The most regretful part of this is that at times people will tell a bad joke and pretend that it is funny because they assume that is American humor. Not a racist, bigoted, or misogynist joke. Just a bad joke. For instance, here is an exchange I had with a student my first year.
Student: You are cute.
Me: Thank you. (I said this cautiously, as something about his tone struck me as insincere).
Student: Usodaru! (Translation: that’s a lie). Joke, joke.
Me: Damedesu. (That’s bad).
Student: American joke desu. (Translation: It’s an American joke)
Me: Hey, don’t call a joke an American joke if it’s not funny! We have way better jokes than that! 
I knew the kid had no idea what I was saying, but I realized that I was way more offended at his slander of American humor than I was at his withdrawal of the compliment. 
This is not to say that the Japanese are humorless. I have still found situational and physical humor to work to a certain extent. 
For example, later at that same work dinner, we were served bread. Really good bread. So we all asked for another roll. The waiter served some of us, then returned to the kitchen to wait for the next batch to come out of the oven. “Choto matte, onegaishimasu,” he said when he got to me. “Please wait a minute.” A few minutes later I mused aloud, “Where is my roll? Oh, right, I’m waiting. I’m ‘matteing.’ Wait, how do I say that in Japanese.” I was told to say, “Machimasu.” “Machimasu, machimasu,” I repeated to stick it in my brain. “Hey, I can use that phrase for all sorts of conversations. Like when people ask me if I have a boyfriend.” At that point I recreated the inevitable conversation. “Boyfriend wa iimasuka?” And I said it in the way people often do, with a tilt of their head and a lilt in their voice that indicates they badly want me to say “yes” and tell them all about this incredibly dreamy guy I’m going out with. “Machimasu,” I said, hunching my shoulders and slightly shaking my head, like the spinster I am. 
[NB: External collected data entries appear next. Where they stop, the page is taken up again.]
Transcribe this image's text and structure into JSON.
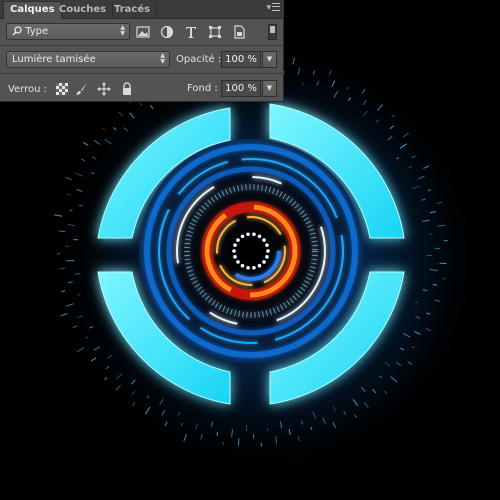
{
  "panel": {
    "tabs": [
      {
        "label": "Calques",
        "active": true
      },
      {
        "label": "Couches",
        "active": false
      },
      {
        "label": "Tracés",
        "active": false
      }
    ],
    "menu_glyph": "▾",
    "filter": {
      "value": "Type"
    },
    "filter_icons": [
      "image-filter-icon",
      "adjustment-filter-icon",
      "text-filter-icon",
      "shape-filter-icon",
      "smart-object-filter-icon"
    ],
    "blend_mode": "Lumière tamisée",
    "opacity": {
      "label": "Opacité :",
      "value": "100 %"
    },
    "lock": {
      "label": "Verrou :",
      "icons": [
        "lock-transparent-pixels-icon",
        "lock-image-pixels-icon",
        "lock-position-icon",
        "lock-all-icon"
      ]
    },
    "fill": {
      "label": "Fond :",
      "value": "100 %"
    }
  },
  "artwork": {
    "description_colors": {
      "background": "#000000",
      "cyan": "#27e6ff",
      "blue": "#0a6fd8",
      "orange": "#ff7a1a",
      "red": "#d81a10"
    }
  }
}
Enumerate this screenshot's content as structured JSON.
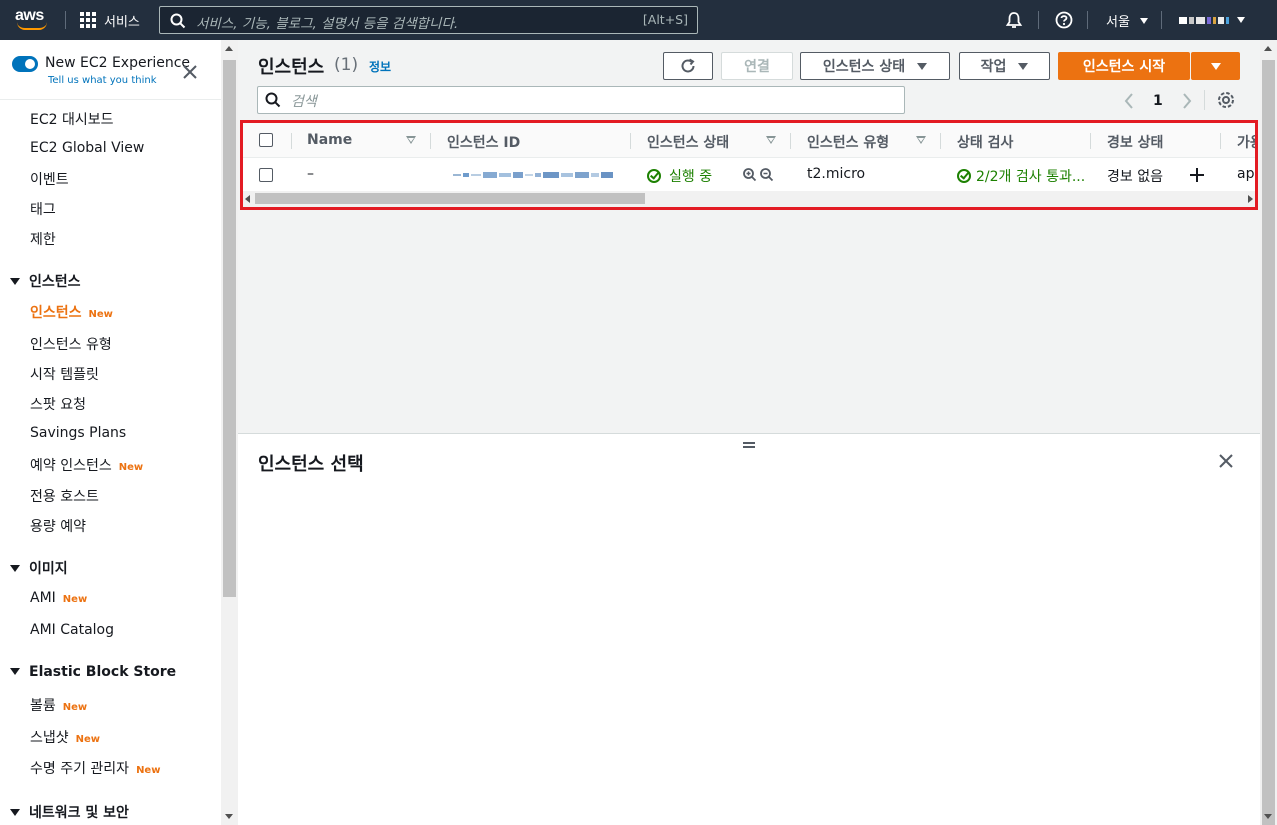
{
  "topnav": {
    "logo_text": "aws",
    "services_label": "서비스",
    "search_placeholder": "서비스, 기능, 블로그, 설명서 등을 검색합니다.",
    "search_shortcut": "[Alt+S]",
    "region_label": "서울",
    "icons": [
      "grid-icon",
      "search-icon",
      "bell-icon",
      "help-icon",
      "caret-down-icon"
    ]
  },
  "sidebar": {
    "experience_title": "New EC2 Experience",
    "experience_link": "Tell us what you think",
    "top_items": [
      "EC2 대시보드",
      "EC2 Global View",
      "이벤트",
      "태그",
      "제한"
    ],
    "sections": [
      {
        "title": "인스턴스",
        "items": [
          {
            "label": "인스턴스",
            "badge": "New",
            "active": true
          },
          {
            "label": "인스턴스 유형",
            "badge": "",
            "active": false
          },
          {
            "label": "시작 템플릿",
            "badge": "",
            "active": false
          },
          {
            "label": "스팟 요청",
            "badge": "",
            "active": false
          },
          {
            "label": "Savings Plans",
            "badge": "",
            "active": false
          },
          {
            "label": "예약 인스턴스",
            "badge": "New",
            "active": false
          },
          {
            "label": "전용 호스트",
            "badge": "",
            "active": false
          },
          {
            "label": "용량 예약",
            "badge": "",
            "active": false
          }
        ]
      },
      {
        "title": "이미지",
        "items": [
          {
            "label": "AMI",
            "badge": "New",
            "active": false
          },
          {
            "label": "AMI Catalog",
            "badge": "",
            "active": false
          }
        ]
      },
      {
        "title": "Elastic Block Store",
        "items": [
          {
            "label": "볼륨",
            "badge": "New",
            "active": false
          },
          {
            "label": "스냅샷",
            "badge": "New",
            "active": false
          },
          {
            "label": "수명 주기 관리자",
            "badge": "New",
            "active": false
          }
        ]
      },
      {
        "title": "네트워크 및 보안",
        "items": []
      }
    ]
  },
  "main": {
    "title": "인스턴스",
    "count": "(1)",
    "info_link": "정보",
    "buttons": {
      "connect": "연결",
      "instance_state": "인스턴스 상태",
      "actions": "작업",
      "launch": "인스턴스 시작"
    },
    "search_placeholder": "검색",
    "page_number": "1",
    "table": {
      "columns": [
        "Name",
        "인스턴스 ID",
        "인스턴스 상태",
        "인스턴스 유형",
        "상태 검사",
        "경보 상태",
        "가용"
      ],
      "rows": [
        {
          "name": "–",
          "instance_id": "",
          "state": "실행 중",
          "type": "t2.micro",
          "status_check": "2/2개 검사 통과...",
          "alarm": "경보 없음",
          "az": "ap-"
        }
      ]
    }
  },
  "split_panel": {
    "title": "인스턴스 선택"
  },
  "colors": {
    "nav_bg": "#232f3e",
    "accent_orange": "#ec7211",
    "link_blue": "#0073bb",
    "success_green": "#1d8102",
    "highlight_red": "#e31b23"
  }
}
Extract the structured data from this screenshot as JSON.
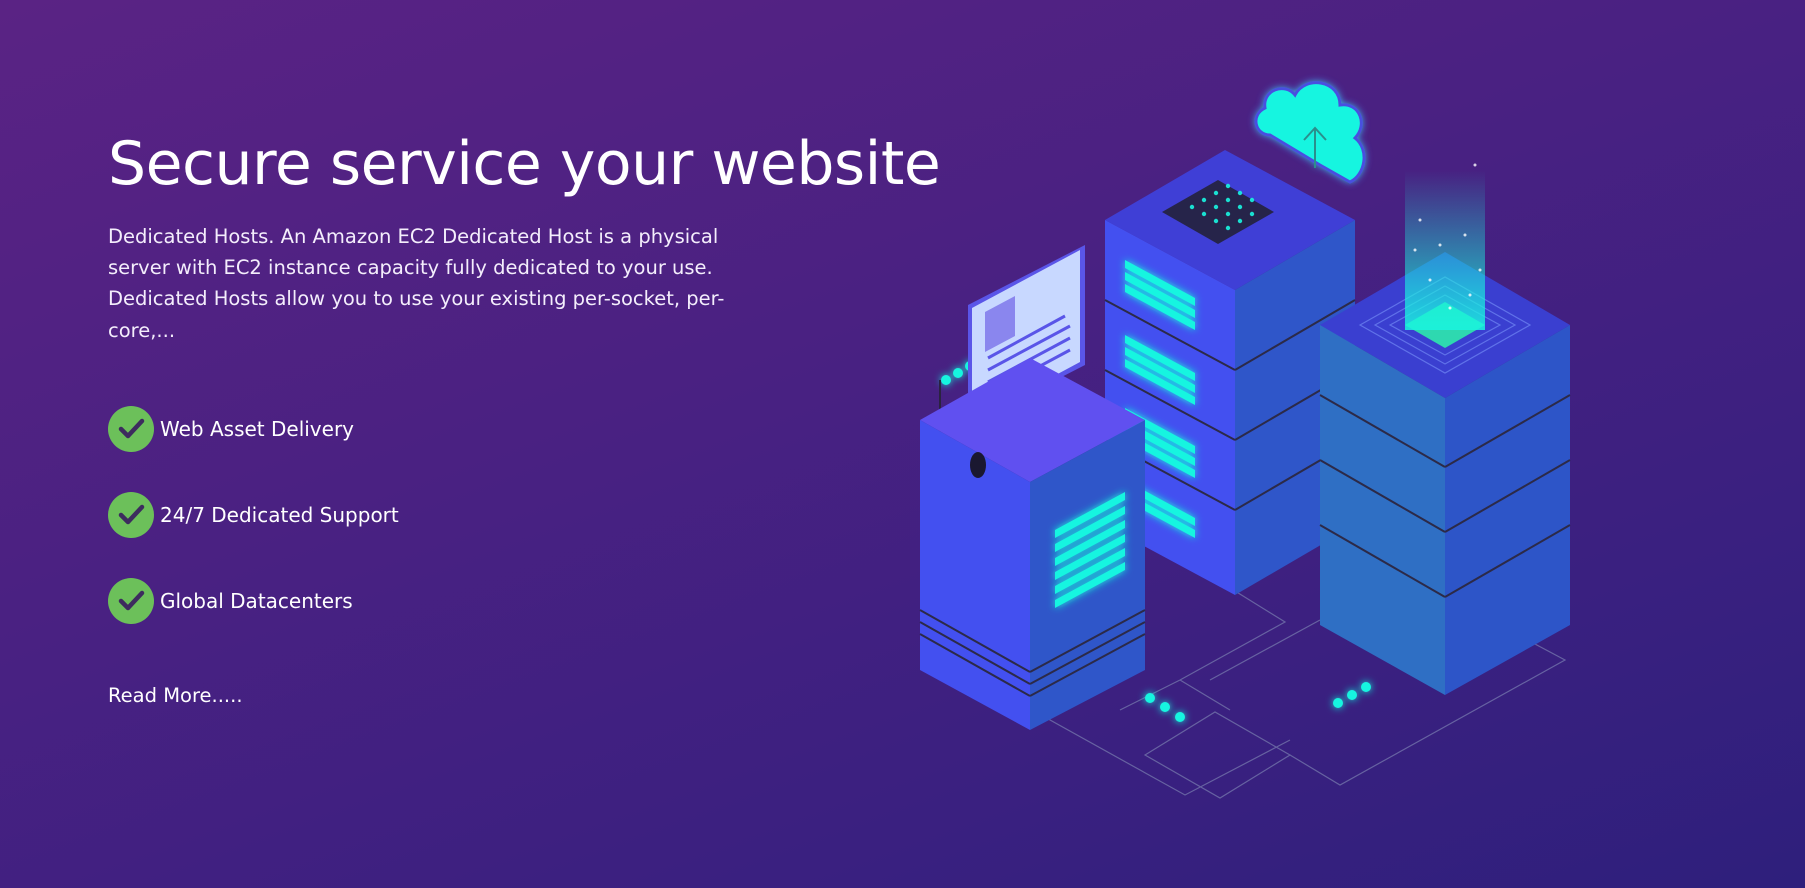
{
  "hero": {
    "title": "Secure service your website",
    "description": "Dedicated Hosts. An Amazon EC2 Dedicated Host is a physical server with EC2 instance capacity fully dedicated to your use. Dedicated Hosts allow you to use your existing per-socket, per-core,...",
    "features": [
      {
        "label": "Web Asset Delivery",
        "icon": "checkmark-icon"
      },
      {
        "label": "24/7 Dedicated Support",
        "icon": "checkmark-icon"
      },
      {
        "label": "Global Datacenters",
        "icon": "checkmark-icon"
      }
    ],
    "read_more_label": "Read More....."
  },
  "colors": {
    "background_start": "#5a2384",
    "background_end": "#2e1f7c",
    "check_green": "#6cc05a",
    "check_mark": "#3d2c5e",
    "server_blue": "#4350f0",
    "server_side": "#2f56c9",
    "server_top": "#6a5cf0",
    "cyan_glow": "#19f5e0"
  },
  "illustration": {
    "icons": [
      "cloud-upload-icon",
      "server-tower-icon",
      "server-rack-icon",
      "document-card-icon",
      "network-lines-icon"
    ]
  }
}
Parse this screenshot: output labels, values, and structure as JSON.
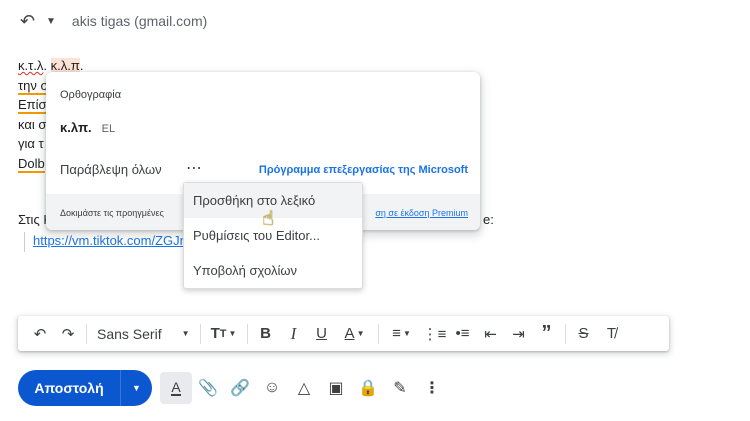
{
  "header": {
    "recipient": "akis tigas (gmail.com)"
  },
  "body": {
    "line1_a": "κ.τ.λ",
    "line1_sep": ".",
    "line1_b": "κ.λ.π",
    "line1_end": ".",
    "line2": "την σ",
    "line3": "Επίσ",
    "line4": "και σ",
    "line5": "για τ",
    "line6": "Dolb",
    "share_line": "Στις Κ",
    "share_line_end": "e:",
    "link": "https://vm.tiktok.com/ZGJn"
  },
  "spell_popup": {
    "title": "Ορθογραφία",
    "suggestion": "κ.λπ.",
    "language": "EL",
    "ignore_all": "Παράβλεψη όλων",
    "more": "⋯",
    "microsoft_editor": "Πρόγραμμα επεξεργασίας της Microsoft",
    "try_premium": "Δοκιμάστε τις προηγμένες",
    "premium_link": "ση σε έκδοση Premium"
  },
  "context_menu": {
    "items": [
      {
        "label": "Προσθήκη στο λεξικό"
      },
      {
        "label": "Ρυθμίσεις του Editor..."
      },
      {
        "label": "Υποβολή σχολίων"
      }
    ]
  },
  "formatting_bar": {
    "font": "Sans Serif"
  },
  "compose": {
    "send_label": "Αποστολή"
  },
  "colors": {
    "send": "#0b57d0",
    "link": "#1a73e8",
    "spell_error": "#d93025"
  }
}
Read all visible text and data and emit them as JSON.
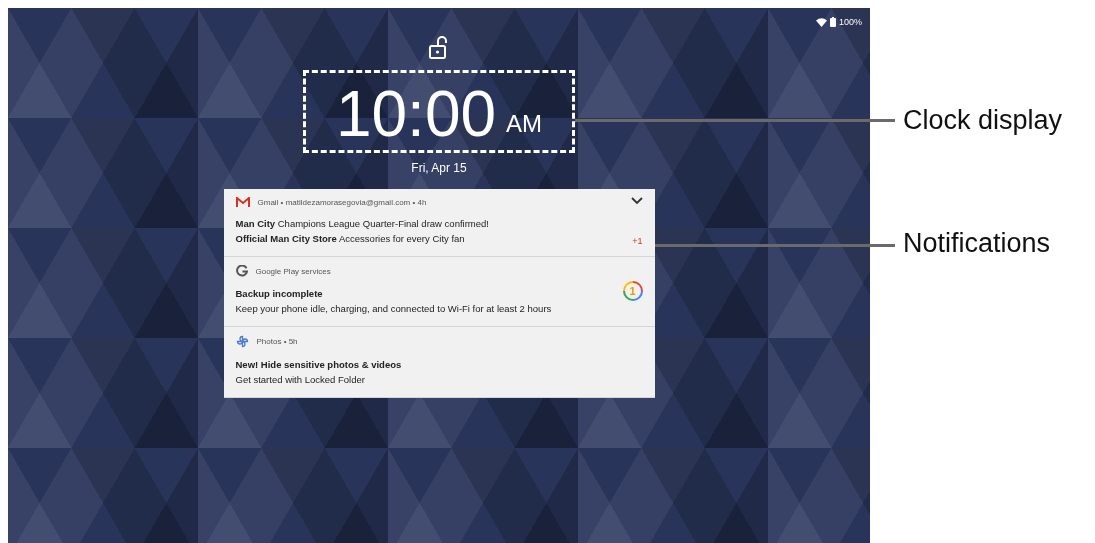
{
  "status_bar": {
    "battery": "100%"
  },
  "clock": {
    "time": "10:00",
    "meridiem": "AM",
    "date": "Fri, Apr 15"
  },
  "notifications": [
    {
      "kind": "gmail",
      "header": "Gmail • matildezamorasegovia@gmail.com • 4h",
      "lines": [
        "**Man City** Champions League Quarter-Final draw confirmed!",
        "**Official Man City Store** Accessories for every City fan"
      ],
      "more": "+1"
    },
    {
      "kind": "google",
      "header": "Google Play services",
      "title": "Backup incomplete",
      "text": "Keep your phone idle, charging, and connected to Wi-Fi for at least 2 hours",
      "badge": "1"
    },
    {
      "kind": "photos",
      "header": "Photos • 5h",
      "title": "New! Hide sensitive photos & videos",
      "text": "Get started with Locked Folder"
    }
  ],
  "callouts": [
    {
      "label": "Clock display"
    },
    {
      "label": "Notifications"
    }
  ]
}
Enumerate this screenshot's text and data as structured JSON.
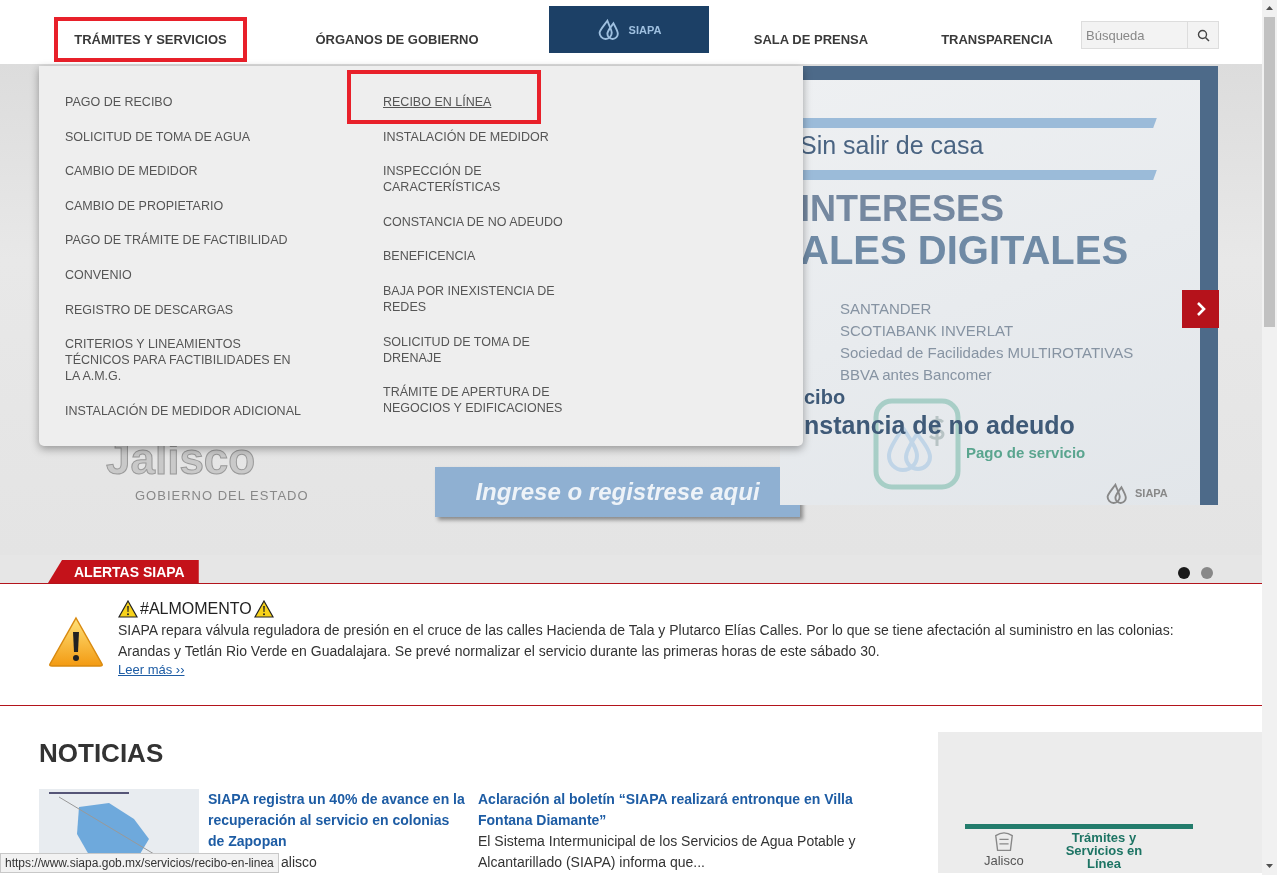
{
  "header": {
    "nav_left": [
      {
        "label": "TRÁMITES Y SERVICIOS",
        "highlighted": true
      },
      {
        "label": "ÓRGANOS DE GOBIERNO",
        "highlighted": false
      }
    ],
    "logo": {
      "text": "SIAPA"
    },
    "nav_right": [
      {
        "label": "SALA DE PRENSA",
        "highlighted": false
      },
      {
        "label": "TRANSPARENCIA",
        "highlighted": false
      }
    ],
    "search": {
      "placeholder": "Búsqueda"
    }
  },
  "dropdown_menu": {
    "columns": [
      [
        {
          "label": "PAGO DE RECIBO",
          "highlighted": false,
          "hovered": false
        },
        {
          "label": "SOLICITUD DE TOMA DE AGUA",
          "highlighted": false,
          "hovered": false
        },
        {
          "label": "CAMBIO DE MEDIDOR",
          "highlighted": false,
          "hovered": false
        },
        {
          "label": "CAMBIO DE PROPIETARIO",
          "highlighted": false,
          "hovered": false
        },
        {
          "label": "PAGO DE TRÁMITE DE FACTIBILIDAD",
          "highlighted": false,
          "hovered": false
        },
        {
          "label": "CONVENIO",
          "highlighted": false,
          "hovered": false
        },
        {
          "label": "REGISTRO DE DESCARGAS",
          "highlighted": false,
          "hovered": false
        },
        {
          "label": "CRITERIOS Y LINEAMIENTOS TÉCNICOS PARA FACTIBILIDADES EN LA A.M.G.",
          "highlighted": false,
          "hovered": false
        },
        {
          "label": "INSTALACIÓN DE MEDIDOR ADICIONAL",
          "highlighted": false,
          "hovered": false
        }
      ],
      [
        {
          "label": "RECIBO EN LÍNEA",
          "highlighted": true,
          "hovered": true
        },
        {
          "label": "INSTALACIÓN DE MEDIDOR",
          "highlighted": false,
          "hovered": false
        },
        {
          "label": "INSPECCIÓN DE CARACTERÍSTICAS",
          "highlighted": false,
          "hovered": false
        },
        {
          "label": "CONSTANCIA DE NO ADEUDO",
          "highlighted": false,
          "hovered": false
        },
        {
          "label": "BENEFICENCIA",
          "highlighted": false,
          "hovered": false
        },
        {
          "label": "BAJA POR INEXISTENCIA DE REDES",
          "highlighted": false,
          "hovered": false
        },
        {
          "label": "SOLICITUD DE TOMA DE DRENAJE",
          "highlighted": false,
          "hovered": false
        },
        {
          "label": "TRÁMITE DE APERTURA DE NEGOCIOS Y EDIFICACIONES",
          "highlighted": false,
          "hovered": false
        }
      ]
    ]
  },
  "banner": {
    "heading": "Sin salir de casa",
    "title_line_1": "INTERESES",
    "title_line_2": "ALES DIGITALES",
    "banks": [
      "SANTANDER",
      "SCOTIABANK INVERLAT",
      "Sociedad de Facilidades MULTIROTATIVAS",
      "BBVA  antes Bancomer"
    ],
    "caption_1": "cibo",
    "caption_2": "nstancia de no adeudo",
    "service_label": "Pago de servicio",
    "footer_logo": "SIAPA",
    "partner_logo": "Jalisco",
    "partner_caption": "GOBIERNO DEL ESTADO",
    "cta": "Ingrese o registrese aqui"
  },
  "carousel_dots": [
    {
      "selected": true
    },
    {
      "selected": false
    }
  ],
  "alerts": {
    "tab": "ALERTAS SIAPA",
    "title": "#ALMOMENTO",
    "body": "SIAPA repara válvula reguladora de presión en el cruce de las calles Hacienda de Tala y Plutarco Elías Calles. Por lo que se tiene afectación al suministro en las colonias: Arandas y Tetlán Rio Verde en Guadalajara. Se prevé normalizar el servicio durante las primeras horas de este sábado 30.",
    "link": "Leer más ››"
  },
  "news": {
    "heading": "NOTICIAS",
    "articles": [
      {
        "title": "SIAPA registra un 40% de avance en la recuperación al servicio en colonias de Zapopan",
        "excerpt": "alisco"
      },
      {
        "title": "Aclaración al boletín “SIAPA realizará entronque en Villa Fontana Diamante”",
        "excerpt": "El Sistema Intermunicipal de los Servicios de Agua Potable y Alcantarillado (SIAPA) informa que..."
      }
    ]
  },
  "side_card": {
    "logo": "Jalisco",
    "title": "Trámites y Servicios en Línea"
  },
  "status_url": "https://www.siapa.gob.mx/servicios/recibo-en-linea"
}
To my surprise the Japanese man sitting diagonally to me, whose English is rough at best, cracked up. Something about the situation or the response or my body language resonated and he doubled over with laughter. 
About a week later, I suggested the ninth graders I help teach present skits that illustrated the most recent grammar point. The head teacher agreed and asked me to come up with a sample skit the two of us could do together.
I wanted to emphasize to the students that the skit didn’t have to be long, it just had to use the grammar point. At the same time, they had to have some context for the sentences I was about to say. I went with a person – me – asking where her car is, but because she is drunk the other teacher tells her not to drive. 
To indicate drunkenness, I entered the scene staggering about. While I don’t hang around drunk people, I’ve seen plenty of movies, and I pulled out every comedy chop I had. To my delight, the students immediately picked up on the humor and began chuckling when I entered. 
That is, the first classroom did. The second classroom just stared at me. Tough crowd. 
There is humor in Japan. I’m just still trying to figure out exactly how to execute it.